I want to solve the following problem:
Is there a sequence of polynomials $p_n$, such that $p_n(0)=1$, $n \in \mathbb{N}$, but $\lim_{n \rightarrow \infty} p_n(z)=0$ for all $z \neq 0$.
As a hint I got: “Consider $K_n:=(\{ z \in \mathbb{C}:|z|\leq n \} \setminus \{ z \in \mathbb{C}: d(z,[0,n]) <\frac{1}{n}\}) \cup \{0\} \cup [\frac{1}{n},n]$, then show that $K_n $is compact and $\mathbb{C}\setminus K$ is connected. Then use Runge theorem to find a polynomial.”
My approach: Obviously $\{ \ z \in \mathbb{C}:|z|\leq n \}$ is compact, and $\{ z \in \mathbb{C}: d(z,[0,n]) <\frac{1}{n}\}$ is open. Now subtracting an open set from a compact set yields a compact set. Further $\{0\}$ and $\{[\frac{1}{n},n]\}$ are both compact. Thus $K_n$ is compact.
Now I am struggling to show that $\mathbb{C}\setminus K$ is connected. The only thing that comes to mind is to use the definition of connected sets. (A set $E$ is called connected, if it can not be writen as the union of two disjoint nonempty sets $A$ and $B$ which statisfy $A \cap E \neq \emptyset$ and $B \cap E \neq \emptyset$).
Further I am not sure on how to use Runge’s theorem to “find a polynomial”.

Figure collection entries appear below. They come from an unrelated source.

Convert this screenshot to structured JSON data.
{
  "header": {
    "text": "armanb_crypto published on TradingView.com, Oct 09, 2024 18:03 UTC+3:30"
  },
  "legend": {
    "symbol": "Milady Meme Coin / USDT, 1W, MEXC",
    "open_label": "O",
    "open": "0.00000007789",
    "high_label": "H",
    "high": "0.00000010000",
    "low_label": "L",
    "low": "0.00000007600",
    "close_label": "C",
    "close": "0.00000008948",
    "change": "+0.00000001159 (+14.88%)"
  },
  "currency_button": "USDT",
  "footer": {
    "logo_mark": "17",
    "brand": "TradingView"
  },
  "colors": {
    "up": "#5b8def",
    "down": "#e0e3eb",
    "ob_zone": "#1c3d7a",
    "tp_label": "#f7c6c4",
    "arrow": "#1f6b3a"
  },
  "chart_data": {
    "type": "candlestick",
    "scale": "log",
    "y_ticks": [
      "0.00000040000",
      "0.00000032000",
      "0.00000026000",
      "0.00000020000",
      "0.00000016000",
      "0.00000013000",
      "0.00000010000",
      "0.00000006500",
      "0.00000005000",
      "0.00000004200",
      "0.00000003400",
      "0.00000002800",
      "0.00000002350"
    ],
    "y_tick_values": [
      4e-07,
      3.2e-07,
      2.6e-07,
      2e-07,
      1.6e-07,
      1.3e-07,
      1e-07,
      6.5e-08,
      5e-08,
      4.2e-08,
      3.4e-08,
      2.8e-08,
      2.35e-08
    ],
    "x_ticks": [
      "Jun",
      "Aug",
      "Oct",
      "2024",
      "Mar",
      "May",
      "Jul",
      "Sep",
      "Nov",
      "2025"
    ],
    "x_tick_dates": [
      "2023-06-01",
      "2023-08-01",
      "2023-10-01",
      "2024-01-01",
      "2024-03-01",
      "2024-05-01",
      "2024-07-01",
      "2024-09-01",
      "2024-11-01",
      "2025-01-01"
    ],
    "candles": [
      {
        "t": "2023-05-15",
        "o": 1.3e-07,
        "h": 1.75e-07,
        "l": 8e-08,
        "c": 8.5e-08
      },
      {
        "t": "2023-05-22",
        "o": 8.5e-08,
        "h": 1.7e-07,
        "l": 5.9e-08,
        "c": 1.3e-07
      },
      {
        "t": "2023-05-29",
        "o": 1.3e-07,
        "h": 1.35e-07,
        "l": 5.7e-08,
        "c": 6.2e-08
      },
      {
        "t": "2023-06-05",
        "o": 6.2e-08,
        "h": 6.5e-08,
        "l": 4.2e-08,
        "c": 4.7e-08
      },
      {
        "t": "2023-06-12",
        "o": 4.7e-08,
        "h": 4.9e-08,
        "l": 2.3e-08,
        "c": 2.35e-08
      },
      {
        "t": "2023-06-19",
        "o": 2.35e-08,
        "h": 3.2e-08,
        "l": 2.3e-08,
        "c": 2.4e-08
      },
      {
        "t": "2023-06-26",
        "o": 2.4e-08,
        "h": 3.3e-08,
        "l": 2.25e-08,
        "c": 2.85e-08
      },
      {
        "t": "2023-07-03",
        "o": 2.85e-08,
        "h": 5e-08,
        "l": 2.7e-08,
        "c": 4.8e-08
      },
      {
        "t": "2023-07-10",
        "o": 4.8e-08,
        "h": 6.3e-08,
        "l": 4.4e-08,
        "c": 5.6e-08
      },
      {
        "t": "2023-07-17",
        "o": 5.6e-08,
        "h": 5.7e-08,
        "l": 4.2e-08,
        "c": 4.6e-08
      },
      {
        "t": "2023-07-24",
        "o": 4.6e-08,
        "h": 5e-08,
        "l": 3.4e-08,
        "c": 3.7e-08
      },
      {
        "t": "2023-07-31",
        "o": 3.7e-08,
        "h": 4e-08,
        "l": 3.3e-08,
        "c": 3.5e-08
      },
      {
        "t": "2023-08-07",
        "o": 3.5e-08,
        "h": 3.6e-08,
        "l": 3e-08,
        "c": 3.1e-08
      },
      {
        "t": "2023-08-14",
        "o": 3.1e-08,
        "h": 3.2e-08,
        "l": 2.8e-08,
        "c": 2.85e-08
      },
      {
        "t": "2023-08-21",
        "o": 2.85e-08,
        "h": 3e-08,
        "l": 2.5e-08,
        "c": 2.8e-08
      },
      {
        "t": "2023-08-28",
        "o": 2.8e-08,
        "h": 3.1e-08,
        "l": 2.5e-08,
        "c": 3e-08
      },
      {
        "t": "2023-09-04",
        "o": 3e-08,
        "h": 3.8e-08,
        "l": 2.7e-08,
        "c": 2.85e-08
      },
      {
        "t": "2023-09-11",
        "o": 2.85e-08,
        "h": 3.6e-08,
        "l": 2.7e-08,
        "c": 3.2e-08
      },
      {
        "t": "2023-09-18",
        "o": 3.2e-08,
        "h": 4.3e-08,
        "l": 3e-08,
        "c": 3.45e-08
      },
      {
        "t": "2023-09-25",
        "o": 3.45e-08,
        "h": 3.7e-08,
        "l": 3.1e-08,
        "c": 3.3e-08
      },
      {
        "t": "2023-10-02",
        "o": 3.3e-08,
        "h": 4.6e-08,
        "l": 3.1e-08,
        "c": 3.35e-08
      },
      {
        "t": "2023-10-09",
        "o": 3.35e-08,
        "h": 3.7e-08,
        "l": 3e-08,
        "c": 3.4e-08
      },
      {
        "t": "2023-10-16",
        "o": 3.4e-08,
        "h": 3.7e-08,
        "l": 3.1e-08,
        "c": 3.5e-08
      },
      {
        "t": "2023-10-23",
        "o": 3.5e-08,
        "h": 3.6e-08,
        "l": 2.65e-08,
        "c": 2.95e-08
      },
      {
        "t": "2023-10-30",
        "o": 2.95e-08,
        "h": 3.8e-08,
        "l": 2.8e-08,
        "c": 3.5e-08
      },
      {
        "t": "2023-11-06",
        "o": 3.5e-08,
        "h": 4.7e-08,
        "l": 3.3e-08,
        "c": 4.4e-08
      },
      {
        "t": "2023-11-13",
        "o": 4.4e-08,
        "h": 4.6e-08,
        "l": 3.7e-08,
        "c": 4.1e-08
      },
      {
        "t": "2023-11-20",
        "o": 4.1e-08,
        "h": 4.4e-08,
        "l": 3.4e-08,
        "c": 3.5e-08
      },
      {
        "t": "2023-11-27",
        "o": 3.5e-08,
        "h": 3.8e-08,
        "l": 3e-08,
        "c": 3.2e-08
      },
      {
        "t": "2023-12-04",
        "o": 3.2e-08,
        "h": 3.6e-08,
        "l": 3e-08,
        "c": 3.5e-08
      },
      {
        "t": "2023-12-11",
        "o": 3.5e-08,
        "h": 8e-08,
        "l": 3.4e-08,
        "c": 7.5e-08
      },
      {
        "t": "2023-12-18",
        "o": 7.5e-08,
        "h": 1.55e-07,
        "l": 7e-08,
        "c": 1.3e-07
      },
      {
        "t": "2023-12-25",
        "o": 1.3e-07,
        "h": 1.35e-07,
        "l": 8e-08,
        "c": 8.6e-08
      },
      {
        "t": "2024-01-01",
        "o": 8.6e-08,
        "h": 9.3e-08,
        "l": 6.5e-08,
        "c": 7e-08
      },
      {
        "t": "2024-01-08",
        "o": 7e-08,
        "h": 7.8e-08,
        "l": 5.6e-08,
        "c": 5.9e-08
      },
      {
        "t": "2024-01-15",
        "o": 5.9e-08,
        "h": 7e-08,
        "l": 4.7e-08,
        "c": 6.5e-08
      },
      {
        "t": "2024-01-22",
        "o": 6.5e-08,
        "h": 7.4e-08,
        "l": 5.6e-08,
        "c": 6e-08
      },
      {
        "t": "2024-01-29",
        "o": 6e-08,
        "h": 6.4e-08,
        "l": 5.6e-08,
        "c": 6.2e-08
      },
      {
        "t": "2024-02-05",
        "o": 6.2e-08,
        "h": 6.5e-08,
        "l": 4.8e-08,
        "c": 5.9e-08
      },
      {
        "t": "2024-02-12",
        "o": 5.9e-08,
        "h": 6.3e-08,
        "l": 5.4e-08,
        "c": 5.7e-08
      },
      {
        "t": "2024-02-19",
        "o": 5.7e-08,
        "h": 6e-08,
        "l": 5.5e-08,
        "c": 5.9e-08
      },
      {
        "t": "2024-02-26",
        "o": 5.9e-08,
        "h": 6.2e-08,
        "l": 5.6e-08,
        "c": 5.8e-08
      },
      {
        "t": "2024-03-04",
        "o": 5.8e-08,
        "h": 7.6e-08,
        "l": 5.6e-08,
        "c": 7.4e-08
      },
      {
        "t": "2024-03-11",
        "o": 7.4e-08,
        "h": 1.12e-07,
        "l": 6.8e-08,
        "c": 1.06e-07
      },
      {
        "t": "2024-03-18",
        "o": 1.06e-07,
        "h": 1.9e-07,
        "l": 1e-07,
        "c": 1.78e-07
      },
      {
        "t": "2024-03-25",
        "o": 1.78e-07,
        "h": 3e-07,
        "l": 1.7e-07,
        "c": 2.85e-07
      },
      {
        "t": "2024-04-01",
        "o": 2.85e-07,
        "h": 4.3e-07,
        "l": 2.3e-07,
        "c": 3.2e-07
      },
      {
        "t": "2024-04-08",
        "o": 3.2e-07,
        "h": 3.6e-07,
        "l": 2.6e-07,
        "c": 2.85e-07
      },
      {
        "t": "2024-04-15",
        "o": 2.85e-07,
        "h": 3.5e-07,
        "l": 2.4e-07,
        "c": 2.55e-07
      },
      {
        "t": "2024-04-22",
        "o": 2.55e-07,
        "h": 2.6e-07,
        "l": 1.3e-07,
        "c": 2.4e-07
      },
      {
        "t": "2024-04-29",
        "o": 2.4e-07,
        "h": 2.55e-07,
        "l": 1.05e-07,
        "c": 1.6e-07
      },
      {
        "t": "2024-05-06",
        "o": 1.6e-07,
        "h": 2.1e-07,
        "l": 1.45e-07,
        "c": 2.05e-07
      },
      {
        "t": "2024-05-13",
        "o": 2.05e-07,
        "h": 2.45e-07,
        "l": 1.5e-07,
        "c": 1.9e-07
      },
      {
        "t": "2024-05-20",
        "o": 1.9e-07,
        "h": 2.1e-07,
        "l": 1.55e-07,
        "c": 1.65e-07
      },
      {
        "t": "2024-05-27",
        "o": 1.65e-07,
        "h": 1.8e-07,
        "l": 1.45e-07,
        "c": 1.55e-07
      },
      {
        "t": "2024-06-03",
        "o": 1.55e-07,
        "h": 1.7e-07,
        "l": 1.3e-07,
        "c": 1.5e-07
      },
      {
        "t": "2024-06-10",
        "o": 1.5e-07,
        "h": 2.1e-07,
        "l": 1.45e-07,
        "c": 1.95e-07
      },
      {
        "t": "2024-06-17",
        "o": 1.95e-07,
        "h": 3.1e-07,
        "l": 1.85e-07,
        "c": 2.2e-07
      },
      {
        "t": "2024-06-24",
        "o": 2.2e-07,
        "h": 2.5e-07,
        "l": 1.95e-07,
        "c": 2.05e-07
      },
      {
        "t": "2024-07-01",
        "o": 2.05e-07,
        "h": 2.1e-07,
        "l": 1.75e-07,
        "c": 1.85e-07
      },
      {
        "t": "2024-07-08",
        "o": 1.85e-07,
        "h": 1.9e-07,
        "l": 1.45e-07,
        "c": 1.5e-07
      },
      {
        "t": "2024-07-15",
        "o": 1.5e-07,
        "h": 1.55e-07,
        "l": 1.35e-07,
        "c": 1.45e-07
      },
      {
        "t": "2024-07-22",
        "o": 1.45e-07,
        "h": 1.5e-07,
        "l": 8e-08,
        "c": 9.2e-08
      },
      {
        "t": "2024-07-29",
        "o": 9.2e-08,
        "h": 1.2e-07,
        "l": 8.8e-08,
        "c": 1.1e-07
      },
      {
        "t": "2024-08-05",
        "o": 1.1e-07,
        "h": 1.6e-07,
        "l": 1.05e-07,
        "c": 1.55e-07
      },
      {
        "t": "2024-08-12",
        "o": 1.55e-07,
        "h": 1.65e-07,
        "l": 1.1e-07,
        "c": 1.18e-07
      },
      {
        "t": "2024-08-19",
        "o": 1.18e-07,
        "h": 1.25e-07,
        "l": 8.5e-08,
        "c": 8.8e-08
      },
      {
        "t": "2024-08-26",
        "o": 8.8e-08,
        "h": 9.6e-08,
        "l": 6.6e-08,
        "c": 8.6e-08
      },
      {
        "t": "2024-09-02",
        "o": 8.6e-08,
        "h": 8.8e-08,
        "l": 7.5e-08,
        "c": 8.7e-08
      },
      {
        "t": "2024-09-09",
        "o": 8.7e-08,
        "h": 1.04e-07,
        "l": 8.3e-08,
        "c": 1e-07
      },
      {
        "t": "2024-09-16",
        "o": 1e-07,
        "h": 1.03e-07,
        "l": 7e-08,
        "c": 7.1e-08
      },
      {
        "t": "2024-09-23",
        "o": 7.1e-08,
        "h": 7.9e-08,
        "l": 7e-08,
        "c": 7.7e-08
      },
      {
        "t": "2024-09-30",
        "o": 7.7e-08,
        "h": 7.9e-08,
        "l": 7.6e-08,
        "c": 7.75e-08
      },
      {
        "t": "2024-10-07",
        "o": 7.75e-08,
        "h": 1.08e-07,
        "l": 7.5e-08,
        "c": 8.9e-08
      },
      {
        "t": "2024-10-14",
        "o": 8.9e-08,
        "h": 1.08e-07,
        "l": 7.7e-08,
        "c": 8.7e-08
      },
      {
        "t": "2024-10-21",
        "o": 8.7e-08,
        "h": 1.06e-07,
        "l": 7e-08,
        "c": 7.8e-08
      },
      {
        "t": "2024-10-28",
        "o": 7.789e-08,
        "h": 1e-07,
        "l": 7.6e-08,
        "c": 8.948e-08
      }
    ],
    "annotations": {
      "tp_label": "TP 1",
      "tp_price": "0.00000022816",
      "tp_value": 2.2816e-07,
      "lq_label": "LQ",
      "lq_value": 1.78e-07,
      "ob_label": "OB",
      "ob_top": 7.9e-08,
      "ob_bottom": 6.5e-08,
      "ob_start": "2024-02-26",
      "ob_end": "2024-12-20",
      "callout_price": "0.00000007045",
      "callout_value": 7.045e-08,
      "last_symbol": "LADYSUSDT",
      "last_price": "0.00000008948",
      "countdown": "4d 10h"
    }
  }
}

The version of Runge’s theorem that I know (and think may be useful) is: Let $\Omega$ be an open subset of $\mathbb{C}$. Then $\mathbb{\hat{C}}\setminus \Omega$ is connected $\iff$ all $f \in H(\Omega)$ can be approximated uniformly on compact sets in $\Omega$ by polynomials.